1994 : les firmes etrangères et l’intendance militaire russe

Article de P DE VILLMAREST-Le 27 novembre 1994, Moscou admettait que 65 millions de dollars ont été « réalisés » en quatre ans par les trafics illégaux de quelques douzaines d’officiers supérieurs du Groupe des Armées de l’Ouest et leurs associés mafieux; soit l’équivalent du tiers des investissements étrangers directs en Russie en six mois de 1994.

Extrait de La Lettre d’information n° 13-1994 avec l’aimable autorisation de P. de Villemarest qu’on ne présente plus à nos lecteurs :

LES FIRMES ÉTRANGÈRES ET L’INTENDANCE MILITAIRE RUSSE

Le 27 novembre 1994, Moscou admettait que 65 millions de dollars ont été « réalisés » en quatre ans par les trafics illégaux de quelques douzaines d’officiers supérieurs du Groupe des Armées de l’Ouest et leurs associés mafieux; soit l’équivalent du tiers des investissements étrangers directs en Russie en six mois de 1994. Nous estimons en réalité qu’il s’agit d’une somme trois fois supérieure. Quoi qu’il en soit, on doit au chroniqueur militaire Alexandre Jiline des précisions sur «le business des généraux », ce qui lui vaut d’être sous la menace d’un assassinat.

Tout est parti de l’autorisation accordée à l’Intendance «ouest» des armées — sous prétexte d’améliorer l’ordinaire des troupes — de passer des contrats d’achats en gros détaxés, de cigarettes, alcools, conserves, auprès de firmes «occidentales». Un Vice-ministre, V. Makharadze avait, début 1992, attiré l’attention de Boris Eltsine sur les pratiques qui en découlaient. Un proche du Président a fait en sorte qu’il perde ses fonctions gouvernementales, et soit muté à la représentation commerciale russe au Canada.

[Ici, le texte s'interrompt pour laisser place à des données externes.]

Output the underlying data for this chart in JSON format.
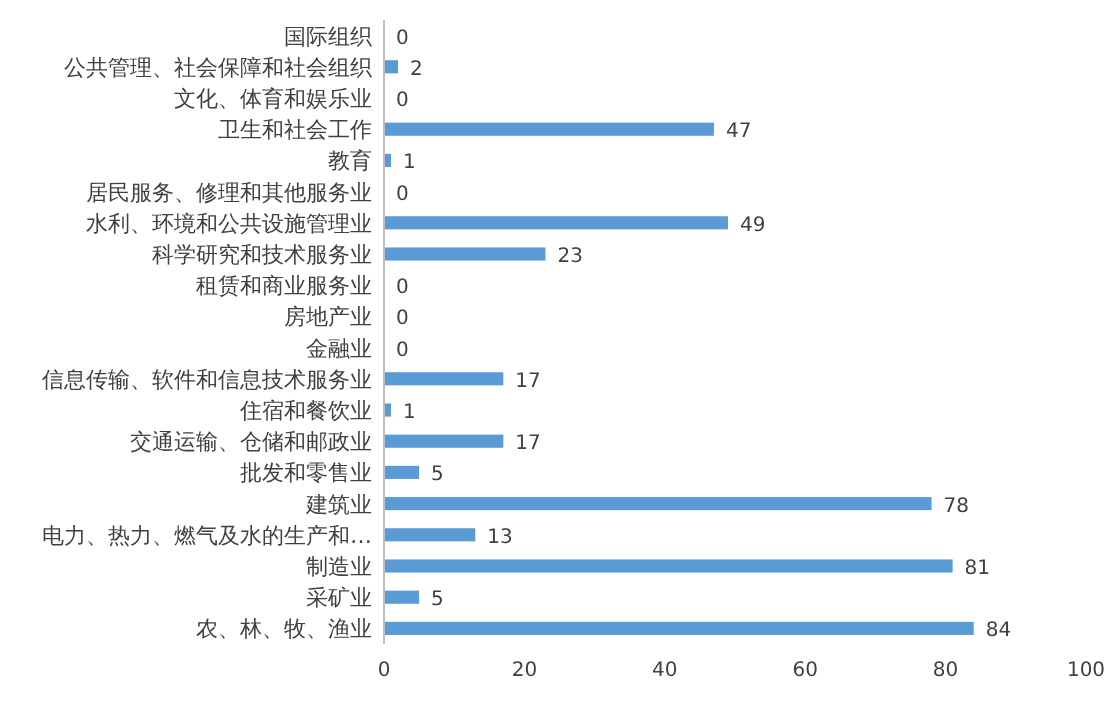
{
  "chart_data": {
    "type": "bar",
    "orientation": "horizontal",
    "categories": [
      "国际组织",
      "公共管理、社会保障和社会组织",
      "文化、体育和娱乐业",
      "卫生和社会工作",
      "教育",
      "居民服务、修理和其他服务业",
      "水利、环境和公共设施管理业",
      "科学研究和技术服务业",
      "租赁和商业服务业",
      "房地产业",
      "金融业",
      "信息传输、软件和信息技术服务业",
      "住宿和餐饮业",
      "交通运输、仓储和邮政业",
      "批发和零售业",
      "建筑业",
      "电力、热力、燃气及水的生产和…",
      "制造业",
      "采矿业",
      "农、林、牧、渔业"
    ],
    "values": [
      0,
      2,
      0,
      47,
      1,
      0,
      49,
      23,
      0,
      0,
      0,
      17,
      1,
      17,
      5,
      78,
      13,
      81,
      5,
      84
    ],
    "color": "#5b9bd5",
    "xlim": [
      0,
      100
    ],
    "xticks": [
      0,
      20,
      40,
      60,
      80,
      100
    ],
    "data_labels": true,
    "grid": false
  }
}
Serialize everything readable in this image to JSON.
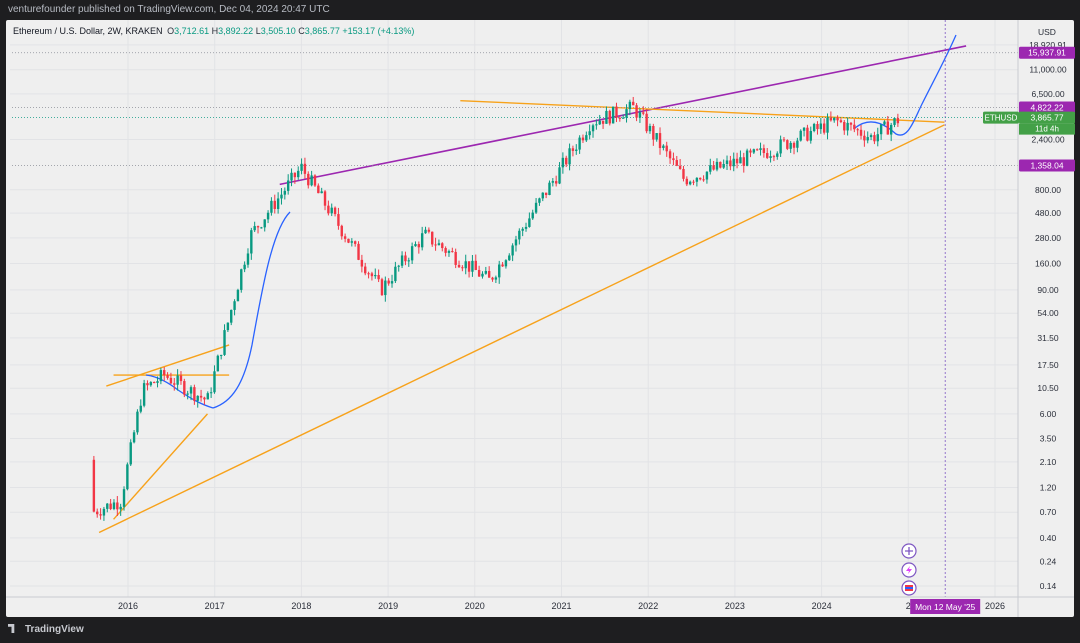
{
  "header": {
    "publisher_line": "venturefounder published on TradingView.com, Dec 04, 2024 20:47 UTC"
  },
  "legend": {
    "symbol": "Ethereum / U.S. Dollar, 2W, KRAKEN",
    "open_label": "O",
    "open": "3,712.61",
    "high_label": "H",
    "high": "3,892.22",
    "low_label": "L",
    "low": "3,505.10",
    "close_label": "C",
    "close": "3,865.77",
    "change": "+153.17 (+4.13%)"
  },
  "footer": {
    "brand": "TradingView"
  },
  "colors": {
    "up": "#089981",
    "down": "#f23645",
    "purple_line": "#9c27b0",
    "orange_line": "#f7a21b",
    "projection": "#2962ff",
    "close_badge": "#43a047",
    "level_badge": "#9c27b0"
  },
  "icons": [
    "add-drawing-icon",
    "lightning-icon",
    "flag-icon"
  ],
  "chart_data": {
    "type": "candlestick",
    "scale": "log",
    "currency_label": "USD",
    "x_ticks": [
      "2016",
      "2017",
      "2018",
      "2019",
      "2020",
      "2021",
      "2022",
      "2023",
      "2024",
      "2",
      "2026"
    ],
    "y_ticks": [
      "0.14",
      "0.24",
      "0.40",
      "0.70",
      "1.20",
      "2.10",
      "3.50",
      "6.00",
      "10.50",
      "17.50",
      "31.50",
      "54.00",
      "90.00",
      "160.00",
      "280.00",
      "480.00",
      "800.00",
      "1,358.04",
      "2,400.00",
      "3,865.77",
      "4,822.22",
      "6,500.00",
      "11,000.00",
      "15,937.91",
      "18,920.91"
    ],
    "ylim": [
      0.11,
      24000
    ],
    "price_labels": [
      {
        "price": 15937.91,
        "text": "15,937.91",
        "type": "level"
      },
      {
        "price": 4822.22,
        "text": "4,822.22",
        "type": "level"
      },
      {
        "price": 3865.77,
        "text": "3,865.77",
        "type": "close",
        "symbol": "ETHUSD",
        "countdown": "11d 4h"
      },
      {
        "price": 1358.04,
        "text": "1,358.04",
        "type": "level"
      }
    ],
    "crosshair_date": "Mon 12 May '25",
    "approx_prices": [
      {
        "date": "2015-08",
        "close": 0.7
      },
      {
        "date": "2015-12",
        "close": 0.9
      },
      {
        "date": "2016-03",
        "close": 10
      },
      {
        "date": "2016-06",
        "close": 14
      },
      {
        "date": "2016-12",
        "close": 8
      },
      {
        "date": "2017-06",
        "close": 300
      },
      {
        "date": "2018-01",
        "close": 1300
      },
      {
        "date": "2018-12",
        "close": 90
      },
      {
        "date": "2019-06",
        "close": 300
      },
      {
        "date": "2020-03",
        "close": 110
      },
      {
        "date": "2021-05",
        "close": 3500
      },
      {
        "date": "2021-11",
        "close": 4800
      },
      {
        "date": "2022-06",
        "close": 1000
      },
      {
        "date": "2023-06",
        "close": 1900
      },
      {
        "date": "2024-03",
        "close": 3600
      },
      {
        "date": "2024-08",
        "close": 2500
      },
      {
        "date": "2024-12",
        "close": 3865.77
      }
    ],
    "drawings": [
      {
        "name": "purple-resistance-line",
        "from": {
          "date": "2017-10",
          "price": 900
        },
        "to": {
          "date": "2025-09",
          "price": 18500
        }
      },
      {
        "name": "orange-support-line",
        "from": {
          "date": "2015-09",
          "price": 0.45
        },
        "to": {
          "date": "2025-06",
          "price": 3300
        }
      },
      {
        "name": "orange-upper-trend-line",
        "from": {
          "date": "2019-11",
          "price": 5600
        },
        "to": {
          "date": "2025-06",
          "price": 3500
        }
      },
      {
        "name": "orange-2016-resistance",
        "from": {
          "date": "2015-10",
          "price": 11
        },
        "to": {
          "date": "2017-03",
          "price": 27
        }
      },
      {
        "name": "orange-2016-flat-top",
        "from": {
          "date": "2015-11",
          "price": 14
        },
        "to": {
          "date": "2017-03",
          "price": 14
        }
      },
      {
        "name": "orange-2016-support",
        "from": {
          "date": "2015-11",
          "price": 0.6
        },
        "to": {
          "date": "2016-12",
          "price": 6
        }
      }
    ]
  }
}
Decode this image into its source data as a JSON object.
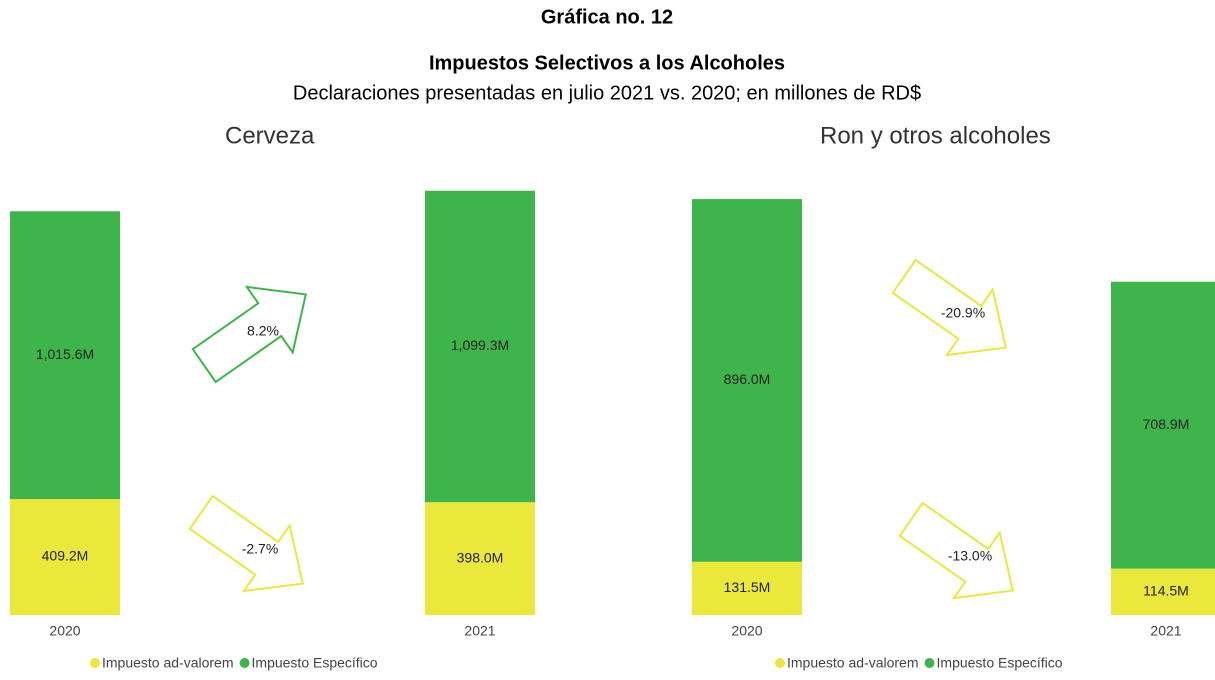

En août 1992, rapporte Jiline, Yuri Boldyrev, Contrôleur Général auprès du cabinet du Président, s’inquiète de ce qui se passe en Allemagne. Il est relevé de son poste, mais il sera ensuite élu à la Douma, et compte bien poursuivre ces «affaires». Toutes les pistes mènent à ces conclusions : Les deux principales firmes «occidentales» qui ont amorcé en 1989 et 1990 les trafics de denrées destinées en principe aux armées russes d’Allemagne, mais immédiatement revendues au marché noir en Russie occidentale, Biélorussie, Sibérie, voire Extrême-Orient et, à partir de Kaliningrad et des états baltes (jusqu’en 1993), ont été la M. & S. et l’American Eagle. • La M. & S. a son siège à Anvers, (Belgique), avec filiales à Berlin, Hong Kong, Hambourg, Singapour, Yokohama et récemment à Moscou. Son directeur s’appelle Raschmiel Brandwein. La sécurité allemande et Interpol imputent à la firme une dizaine d’assassinats, trafics de drogue, lavage d’argent dans des salles de jeux, etc. Pendant trois ans, elle a fourni des tonnes de denrées aux armées russes de l’Ouest. • L’American Eagle, bien connue à Berlin, est dirigée par Moshe Ari. Elle rayonne dans les mêmes circuits que la précédente et, comme elle, a multiplié les filiales et sous-filiales en Europe et dans le monde. Ainsi Nathalena, Irena, Panthera, Cornet (dit le Groupe belge, d’après Jiline); ou encore les sociétés mixtes Innova, Tumas, Mir Trade Company, Osar, Mibis, Formula 7, Mos-Enico.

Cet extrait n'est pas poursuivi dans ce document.